でも、いまここで なんてね、って言ったら、もしかしたらごまかせるかもしれない。拓人を悩ませる事は言わないまま、今まで通り過ごせるかもしれない。葛藤に勝利したのは後者で。

「違う」

しかしわたしが口を開くよりも早く、弟が発言権を手にした。拓人は奥歯を噛み締めて再びうつむく。でもそれは泣くときの動作じゃなくて、握りしめる手から怒ってるのかな、と推測は出来た。当然だよね、だってわたしが勝手に偽善者ぶって、拓人を縛ってたんだもの。
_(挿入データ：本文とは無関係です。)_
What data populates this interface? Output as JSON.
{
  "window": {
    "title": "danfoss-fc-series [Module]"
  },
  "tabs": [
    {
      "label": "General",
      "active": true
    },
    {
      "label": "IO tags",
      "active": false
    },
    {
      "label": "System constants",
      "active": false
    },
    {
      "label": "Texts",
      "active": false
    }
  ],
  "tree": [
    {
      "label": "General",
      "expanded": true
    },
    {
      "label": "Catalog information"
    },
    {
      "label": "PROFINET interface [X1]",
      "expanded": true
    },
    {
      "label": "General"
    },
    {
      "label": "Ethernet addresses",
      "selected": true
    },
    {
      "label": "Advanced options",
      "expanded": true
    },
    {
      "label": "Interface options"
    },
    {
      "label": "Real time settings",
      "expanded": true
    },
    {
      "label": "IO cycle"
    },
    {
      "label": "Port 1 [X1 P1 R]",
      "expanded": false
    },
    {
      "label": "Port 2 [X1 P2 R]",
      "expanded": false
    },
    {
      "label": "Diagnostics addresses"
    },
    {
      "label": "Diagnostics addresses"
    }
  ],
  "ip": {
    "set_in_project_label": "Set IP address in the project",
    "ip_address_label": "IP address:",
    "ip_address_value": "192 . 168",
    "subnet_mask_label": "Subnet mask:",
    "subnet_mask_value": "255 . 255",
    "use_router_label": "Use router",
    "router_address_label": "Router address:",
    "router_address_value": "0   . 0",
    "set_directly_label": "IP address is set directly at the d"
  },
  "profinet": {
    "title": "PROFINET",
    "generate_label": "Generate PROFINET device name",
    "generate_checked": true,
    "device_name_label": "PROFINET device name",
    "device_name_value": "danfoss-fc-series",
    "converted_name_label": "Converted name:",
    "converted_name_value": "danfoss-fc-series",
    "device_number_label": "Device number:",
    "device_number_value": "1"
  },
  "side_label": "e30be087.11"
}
でも少しだけすっきりしたわたしが、どこかにいたりして。
そういうと拓人は 違う!と、もう一度ちょっと声を荒らげて言い返した。

「違うよ、姉さんは、悪くない」
「でもわたしが勝手に…」
「それは違う。俺が頼りないから…」

だめだ、また拓人お得意のネガティブ思考が始まってしまう。このネガティブ思考も責任感の強さの現れだってことくらいわかっている。だからってわたしの事まで責任を負う事はないのに。

「俺が」

そう沈む自分の弟を見て、やっと気づいた。
15年間生きてきたわたしは、拓人よりも年上なんだ。だから、わたしは我慢して弟を見守るのが、"お姉ちゃん"の仕事。

「…わたしは、拓人のお姉ちゃんなんだよ。」

そう続けたわたしはさぞかし涙で酷い顔でいるだろう。でもたぶん、ちゃんと笑えている。こんなに清々しいのはさっきあんなに沈んで怒ってスッキリしたからだろうか。弟に手を伸ばして、帰ろうか。と続けた。

秘密もなしだよ
秘密なんて…
あれ?キャプテンになったこと秘密にしてたのって誰だっけ?
どもる拓人に笑うわたし。あ、こういう会話はすごく懐かしい感じ。

たぶん、一蓮托生なんだろう。拓人とも、それと、雷門サッカー部とも。わたしはサッカー部のメンバーがだいすきなんだから一緒にいられるのならどの道をいっても本望。もう、こうなったら一生ついていってやろうじゃない。

そう思い込んで、いちばん奥の奥にある、いちばん深く刺さった大きい針に
わたしは気づかない振りをした。